天の涯(はて)まで―ポーランド秘史 (1) (中公文庫―コミック版)のレビュー

真剣に読まないとわけわからなくなる〜
ポーランドのことを勉強したくて読んでみました。
フィクションも織り交ぜられたようですが、ポーランドの悲しい歴史の一端がよく理解できたような気がします。
ヨーロッパの貴族社会についてはたくさん読んでるとだんだんその価値観もわかってくるような気がします。共感はできないけど。
池田先生はほんとに多才で、すごいです。
作品の価値を上げるという意味で愛国心と書いた
オルフェウスの窓より ずっと会話が上流社会らしくなった
ただ歴史の教科書の丸写しと思われる台詞も多いし
王侯貴族の多様性を(実在よりも?)緻密に高尚に表現したのは
デュマのダルタニャン物語 第三部 「ブラジュロンヌ子爵」だと
思わざるを得ない
好感の持てる人物も多いのだが もっと愛国心を感動的に書くべきと思う
歴史小説の読書暦が長くなると教科書で読めなくて
裏面史よりは輝かしい解釈を 読みたくなるのだ
策略か魂に作者の独創は発揮される
両方書けている「ブラジュロンヌ子爵」もあるけれど
まさに秘史
名前だけは知っているポーランドという国が、こんなにもヨーロッパの中で翻弄され、国民が必死で生きていたことを知りました。背景からドレスまで、さすが池田大先生という感じです。
ポーランド人とは?
今尚ポーランド人に親しまれている英雄たちの、中世のポーランド分割時における活躍を美しい絵で話が展開していきます。
そしてそこには、定評がある著者の、歴史と人間に対する深い洞察力がふんだんに織り込まれています。
また、この登場人物達がそれぞれに魅力的で、話に引き込まれていきます。

ポーランドに対して知識を全く持っていなかった私ですが、これを読んで'ポーランド(人)らしさ'というものが少し分かった気がします。 また、あまり有名で無いポーランドの歴史に対しても知識が深まるのではないでしょうか。
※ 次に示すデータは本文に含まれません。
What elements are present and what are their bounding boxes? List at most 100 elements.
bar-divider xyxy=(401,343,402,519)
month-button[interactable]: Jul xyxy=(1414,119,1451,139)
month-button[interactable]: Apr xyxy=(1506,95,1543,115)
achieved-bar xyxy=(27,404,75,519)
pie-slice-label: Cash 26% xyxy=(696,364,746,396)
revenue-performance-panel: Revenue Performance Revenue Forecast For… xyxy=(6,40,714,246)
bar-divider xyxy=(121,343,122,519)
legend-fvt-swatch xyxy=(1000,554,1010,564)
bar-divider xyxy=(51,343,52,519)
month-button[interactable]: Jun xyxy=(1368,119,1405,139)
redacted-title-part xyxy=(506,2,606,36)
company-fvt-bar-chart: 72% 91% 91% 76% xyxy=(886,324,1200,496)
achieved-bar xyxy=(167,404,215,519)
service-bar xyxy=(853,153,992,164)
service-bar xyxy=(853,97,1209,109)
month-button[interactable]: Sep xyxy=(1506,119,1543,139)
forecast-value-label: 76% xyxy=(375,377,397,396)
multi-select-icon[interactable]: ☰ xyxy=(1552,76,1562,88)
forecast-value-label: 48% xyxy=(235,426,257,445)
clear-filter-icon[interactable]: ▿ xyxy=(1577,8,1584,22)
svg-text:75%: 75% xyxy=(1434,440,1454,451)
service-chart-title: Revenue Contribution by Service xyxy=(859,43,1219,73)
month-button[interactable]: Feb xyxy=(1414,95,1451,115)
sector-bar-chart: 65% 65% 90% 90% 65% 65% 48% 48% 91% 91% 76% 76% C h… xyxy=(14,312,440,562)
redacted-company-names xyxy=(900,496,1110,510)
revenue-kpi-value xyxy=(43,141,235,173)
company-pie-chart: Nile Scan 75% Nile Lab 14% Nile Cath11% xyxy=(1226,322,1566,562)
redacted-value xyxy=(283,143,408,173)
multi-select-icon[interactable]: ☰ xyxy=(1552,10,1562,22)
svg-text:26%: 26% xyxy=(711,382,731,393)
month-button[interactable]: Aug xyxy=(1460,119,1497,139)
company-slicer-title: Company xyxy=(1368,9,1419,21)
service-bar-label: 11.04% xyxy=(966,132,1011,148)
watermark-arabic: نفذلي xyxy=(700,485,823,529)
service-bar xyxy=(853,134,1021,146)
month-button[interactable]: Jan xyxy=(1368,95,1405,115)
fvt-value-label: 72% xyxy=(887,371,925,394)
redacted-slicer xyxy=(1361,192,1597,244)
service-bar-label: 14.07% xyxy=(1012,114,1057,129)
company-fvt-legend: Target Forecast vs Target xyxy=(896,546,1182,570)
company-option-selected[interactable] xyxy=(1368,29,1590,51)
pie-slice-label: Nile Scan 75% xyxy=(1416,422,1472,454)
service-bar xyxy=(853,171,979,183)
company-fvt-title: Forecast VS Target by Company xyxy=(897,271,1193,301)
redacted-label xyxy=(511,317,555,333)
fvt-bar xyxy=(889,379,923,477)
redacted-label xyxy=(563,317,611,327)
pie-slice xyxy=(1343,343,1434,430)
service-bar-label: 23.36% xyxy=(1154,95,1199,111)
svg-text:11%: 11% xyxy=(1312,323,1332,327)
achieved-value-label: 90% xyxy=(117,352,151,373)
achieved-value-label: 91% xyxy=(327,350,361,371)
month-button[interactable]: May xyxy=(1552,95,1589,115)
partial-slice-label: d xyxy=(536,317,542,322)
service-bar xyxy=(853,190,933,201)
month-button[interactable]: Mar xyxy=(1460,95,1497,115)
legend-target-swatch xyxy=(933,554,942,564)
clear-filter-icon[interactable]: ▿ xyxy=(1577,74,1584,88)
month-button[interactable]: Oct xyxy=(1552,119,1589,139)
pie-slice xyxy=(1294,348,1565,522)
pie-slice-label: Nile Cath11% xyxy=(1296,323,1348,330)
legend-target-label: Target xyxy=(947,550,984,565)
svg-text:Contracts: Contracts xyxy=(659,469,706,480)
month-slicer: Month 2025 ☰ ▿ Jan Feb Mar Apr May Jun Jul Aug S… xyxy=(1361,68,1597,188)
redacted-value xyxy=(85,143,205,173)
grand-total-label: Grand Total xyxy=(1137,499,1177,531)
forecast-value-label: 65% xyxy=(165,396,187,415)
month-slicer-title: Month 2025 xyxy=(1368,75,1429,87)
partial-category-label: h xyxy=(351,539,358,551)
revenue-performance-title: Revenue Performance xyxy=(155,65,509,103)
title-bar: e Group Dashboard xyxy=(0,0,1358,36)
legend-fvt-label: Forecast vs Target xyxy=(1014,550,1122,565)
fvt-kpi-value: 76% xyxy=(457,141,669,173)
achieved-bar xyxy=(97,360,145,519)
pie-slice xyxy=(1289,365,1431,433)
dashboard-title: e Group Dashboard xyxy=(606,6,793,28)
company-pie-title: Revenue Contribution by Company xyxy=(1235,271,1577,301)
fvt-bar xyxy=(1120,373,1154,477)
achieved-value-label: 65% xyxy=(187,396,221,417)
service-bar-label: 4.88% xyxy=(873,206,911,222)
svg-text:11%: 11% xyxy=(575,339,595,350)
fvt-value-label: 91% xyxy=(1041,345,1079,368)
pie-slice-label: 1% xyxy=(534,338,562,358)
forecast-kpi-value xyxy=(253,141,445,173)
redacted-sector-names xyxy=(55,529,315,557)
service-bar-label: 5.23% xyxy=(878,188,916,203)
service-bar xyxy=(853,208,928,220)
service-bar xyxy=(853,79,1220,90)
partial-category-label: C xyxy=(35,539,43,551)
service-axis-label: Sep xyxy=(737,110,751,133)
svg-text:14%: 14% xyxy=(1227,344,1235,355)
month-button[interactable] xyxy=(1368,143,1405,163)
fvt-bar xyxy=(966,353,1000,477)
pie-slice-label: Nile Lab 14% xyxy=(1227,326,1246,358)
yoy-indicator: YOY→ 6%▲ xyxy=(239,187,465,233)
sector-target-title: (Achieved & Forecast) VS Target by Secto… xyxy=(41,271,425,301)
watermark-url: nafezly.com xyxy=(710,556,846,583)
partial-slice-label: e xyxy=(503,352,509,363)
ただし、これは少女漫画ではないので、あの'ベルバラ'のようにキラキラとお花が舞っている様な絵ではありませんし、少女漫画としてはやや難しい内容なので、大学生や大人の方にお勧めだと思います。
これを読めばヨーロッパ、世界史、恋愛、、、、、に対する洞察力に磨きがかかるのではないでしょうか。